As seen from the above plot, the trip duration, duration of the trip, and fare amount has the highest impact on the model if they were to be removed.

4.4.7 Summary and analysis

The unpruned decision tree is the optimal model when aiming for a low MAPE, low AIC, and high r-squared. It is crucial to remember that when comparing the different models, the MAPE number is typically the same, hovering around 0.18 - 0.20, which denotes a 80-82 % accuracy. But all of the models’ r-squared values are quite low, explaining about 7% to 15% of the variance in our dependent variable. As a result, this suggests that the models are neither thorough nor accurate fits.

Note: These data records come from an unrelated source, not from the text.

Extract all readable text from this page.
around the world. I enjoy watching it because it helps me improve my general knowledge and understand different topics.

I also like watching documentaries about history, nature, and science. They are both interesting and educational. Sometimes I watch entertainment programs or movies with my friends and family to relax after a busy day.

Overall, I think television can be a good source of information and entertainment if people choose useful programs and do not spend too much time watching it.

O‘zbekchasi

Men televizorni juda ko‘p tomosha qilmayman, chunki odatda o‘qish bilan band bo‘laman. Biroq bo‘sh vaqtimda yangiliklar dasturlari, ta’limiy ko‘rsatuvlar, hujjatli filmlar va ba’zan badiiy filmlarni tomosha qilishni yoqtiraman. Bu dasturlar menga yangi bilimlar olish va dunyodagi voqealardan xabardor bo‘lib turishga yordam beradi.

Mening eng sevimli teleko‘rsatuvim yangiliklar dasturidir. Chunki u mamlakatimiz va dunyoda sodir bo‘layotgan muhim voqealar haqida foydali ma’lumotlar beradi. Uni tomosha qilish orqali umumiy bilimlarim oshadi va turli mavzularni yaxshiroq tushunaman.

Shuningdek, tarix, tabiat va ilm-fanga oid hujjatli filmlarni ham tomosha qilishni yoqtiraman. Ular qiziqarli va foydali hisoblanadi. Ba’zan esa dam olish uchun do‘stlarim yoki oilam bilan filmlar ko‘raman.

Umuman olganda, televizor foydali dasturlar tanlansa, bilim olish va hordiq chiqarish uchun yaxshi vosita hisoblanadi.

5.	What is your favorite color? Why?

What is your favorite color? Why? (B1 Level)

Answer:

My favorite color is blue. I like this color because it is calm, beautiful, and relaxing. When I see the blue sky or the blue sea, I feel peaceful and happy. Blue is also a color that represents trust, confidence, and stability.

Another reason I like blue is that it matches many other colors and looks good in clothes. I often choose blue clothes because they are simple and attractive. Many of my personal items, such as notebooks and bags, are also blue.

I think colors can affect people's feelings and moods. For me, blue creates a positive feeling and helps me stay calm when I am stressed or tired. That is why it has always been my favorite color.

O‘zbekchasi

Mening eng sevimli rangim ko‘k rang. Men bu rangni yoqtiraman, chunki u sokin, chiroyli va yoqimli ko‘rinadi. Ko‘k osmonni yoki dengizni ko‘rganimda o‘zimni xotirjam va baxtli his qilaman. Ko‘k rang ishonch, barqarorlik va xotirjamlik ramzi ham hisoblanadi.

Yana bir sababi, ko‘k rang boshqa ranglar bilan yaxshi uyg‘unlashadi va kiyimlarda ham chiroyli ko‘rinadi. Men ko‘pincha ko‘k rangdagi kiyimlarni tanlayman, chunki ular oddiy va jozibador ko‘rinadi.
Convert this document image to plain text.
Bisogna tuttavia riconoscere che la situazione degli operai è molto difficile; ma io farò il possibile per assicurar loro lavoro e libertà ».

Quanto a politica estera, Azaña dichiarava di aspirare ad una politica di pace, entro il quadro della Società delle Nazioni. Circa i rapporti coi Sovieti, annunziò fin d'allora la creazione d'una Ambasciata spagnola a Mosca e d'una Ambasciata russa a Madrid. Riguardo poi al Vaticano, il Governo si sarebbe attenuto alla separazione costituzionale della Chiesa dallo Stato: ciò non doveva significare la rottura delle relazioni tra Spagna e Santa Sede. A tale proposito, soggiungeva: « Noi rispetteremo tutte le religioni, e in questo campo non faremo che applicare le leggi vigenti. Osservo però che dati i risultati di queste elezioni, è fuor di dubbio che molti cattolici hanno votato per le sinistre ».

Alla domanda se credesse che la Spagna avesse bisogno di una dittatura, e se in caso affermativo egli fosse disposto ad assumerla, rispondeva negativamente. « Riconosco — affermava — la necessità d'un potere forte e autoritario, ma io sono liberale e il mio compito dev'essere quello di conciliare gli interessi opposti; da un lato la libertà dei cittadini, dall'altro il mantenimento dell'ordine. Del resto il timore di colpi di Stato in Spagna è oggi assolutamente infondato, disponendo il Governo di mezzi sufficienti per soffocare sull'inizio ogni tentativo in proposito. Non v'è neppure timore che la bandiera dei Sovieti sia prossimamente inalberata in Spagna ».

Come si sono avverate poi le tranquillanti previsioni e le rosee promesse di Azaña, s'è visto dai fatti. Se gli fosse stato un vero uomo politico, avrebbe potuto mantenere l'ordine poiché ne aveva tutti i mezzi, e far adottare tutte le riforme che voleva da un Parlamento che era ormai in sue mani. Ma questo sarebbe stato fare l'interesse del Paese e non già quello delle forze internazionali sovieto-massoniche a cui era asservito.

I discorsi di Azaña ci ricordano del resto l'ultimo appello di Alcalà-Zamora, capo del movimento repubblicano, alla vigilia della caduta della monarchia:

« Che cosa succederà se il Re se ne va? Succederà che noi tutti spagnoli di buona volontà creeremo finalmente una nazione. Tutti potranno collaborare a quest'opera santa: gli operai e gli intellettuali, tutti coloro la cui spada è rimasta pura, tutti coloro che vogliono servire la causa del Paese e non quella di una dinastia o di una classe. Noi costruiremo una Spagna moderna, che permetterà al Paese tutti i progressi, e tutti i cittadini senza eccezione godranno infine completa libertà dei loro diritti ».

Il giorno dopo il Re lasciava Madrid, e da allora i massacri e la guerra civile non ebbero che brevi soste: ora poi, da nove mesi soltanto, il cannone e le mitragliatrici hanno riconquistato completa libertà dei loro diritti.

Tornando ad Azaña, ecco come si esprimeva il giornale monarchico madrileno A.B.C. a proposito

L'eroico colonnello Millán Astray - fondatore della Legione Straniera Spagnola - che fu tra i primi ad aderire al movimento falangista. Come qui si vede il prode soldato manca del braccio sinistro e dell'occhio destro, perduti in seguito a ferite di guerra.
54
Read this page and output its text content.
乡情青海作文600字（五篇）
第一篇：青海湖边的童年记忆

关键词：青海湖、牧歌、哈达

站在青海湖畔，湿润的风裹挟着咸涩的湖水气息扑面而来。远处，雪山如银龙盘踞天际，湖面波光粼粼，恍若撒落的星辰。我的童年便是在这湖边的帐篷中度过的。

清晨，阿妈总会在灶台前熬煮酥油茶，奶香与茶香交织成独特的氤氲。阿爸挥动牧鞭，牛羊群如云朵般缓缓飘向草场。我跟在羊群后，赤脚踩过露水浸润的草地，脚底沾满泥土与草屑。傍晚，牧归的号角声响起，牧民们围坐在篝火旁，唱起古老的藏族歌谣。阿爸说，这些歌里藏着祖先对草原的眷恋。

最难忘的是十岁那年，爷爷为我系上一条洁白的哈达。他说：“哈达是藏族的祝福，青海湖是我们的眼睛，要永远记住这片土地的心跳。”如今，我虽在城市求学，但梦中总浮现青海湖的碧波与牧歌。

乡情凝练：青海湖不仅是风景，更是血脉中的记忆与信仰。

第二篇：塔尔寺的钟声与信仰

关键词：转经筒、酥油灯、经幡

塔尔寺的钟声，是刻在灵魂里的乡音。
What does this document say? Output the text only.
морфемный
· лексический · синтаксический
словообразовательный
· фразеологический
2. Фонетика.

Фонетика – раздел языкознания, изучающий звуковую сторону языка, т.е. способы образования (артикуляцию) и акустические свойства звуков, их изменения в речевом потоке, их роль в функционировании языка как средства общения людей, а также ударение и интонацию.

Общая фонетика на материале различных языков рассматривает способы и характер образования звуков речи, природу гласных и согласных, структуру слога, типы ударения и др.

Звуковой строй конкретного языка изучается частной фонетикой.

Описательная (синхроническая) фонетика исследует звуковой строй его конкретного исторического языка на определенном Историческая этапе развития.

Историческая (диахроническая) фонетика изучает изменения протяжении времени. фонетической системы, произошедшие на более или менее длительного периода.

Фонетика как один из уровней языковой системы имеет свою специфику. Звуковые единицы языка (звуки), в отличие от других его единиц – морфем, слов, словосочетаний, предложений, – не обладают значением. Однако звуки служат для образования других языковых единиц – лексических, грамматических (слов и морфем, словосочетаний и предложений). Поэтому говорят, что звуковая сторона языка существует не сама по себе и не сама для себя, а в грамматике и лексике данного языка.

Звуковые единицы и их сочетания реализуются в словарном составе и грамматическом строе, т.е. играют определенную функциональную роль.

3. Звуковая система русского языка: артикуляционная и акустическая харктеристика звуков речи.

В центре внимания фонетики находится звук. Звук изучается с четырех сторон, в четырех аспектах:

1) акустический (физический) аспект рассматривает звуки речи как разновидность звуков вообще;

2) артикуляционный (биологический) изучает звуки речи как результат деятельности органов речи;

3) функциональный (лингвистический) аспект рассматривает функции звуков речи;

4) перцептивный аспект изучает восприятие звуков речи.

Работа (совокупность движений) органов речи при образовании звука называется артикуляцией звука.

4.5 Model Evalution Summary

Summay for All Model’s Evaluation Metrics
technique dependent mape Rsquare AIC
Linear(3 vars with best cor-coeffs) tip_perc 0.185 0.0835 513236.638877281
Linear-treated outlier tip_perc 0.185 0.0835 509392.626959756
Lasso tip_perc 0.183 0.0991 -372632.599400254 *
Ridge tip_perc 0.183 0.0930 -344041.945716197 *
Decision Tree tip_perc 0.226 0.0463
Decision Tree (Prune) tip_perc 0.183 0.1020
Linear(3 vars with best cor-coeffs) tip_amount 4.662 0.4394 205075.253842576
Linear-treated outlier tip_amount 4.662 0.4394 172650.795971072
Lasso tip_amount 6.322 0.4463 -33544.6455051331 *
Ridge tip_amount 8.136 0.4288 -31818.3532968901 *
Decision Tree tip_amount 6.521 0.3444
Decision Tree (Prune) tip_amount 2.049 0.4349

5 Conclusion

We conclude our analysis by discussing the limitations and Future scopes of this project

Limitations

  1. Daylight savings are not considered
  2. In this will not consider large dataset (hardware )
  3. In this there is no cash Tips are considered
  4. There are more variables to consider such as Gender and Weather
  5. human error in data
  6. Central Limit Theorem (CLT) states that sample means of moderately large samples are often well-approximated by a normal distribution even if the data is not normally distributed. Our dataset contains a significant amount of observations thus qualifying it to be approximately normal under CLT.

Future scope

The dataset produced for this project will serve as the foundation for future study. More insights will be obtained by analyzing at least a year’s worth of data. If weather impacts the amount of rides, hourly weather data combined with weather events may provide further information. A forecast and prediction based on zones, as well as boroughs, will make it extremely easy for drivers to be present at any particular moment in time and Gender and Driver and Trip Rating.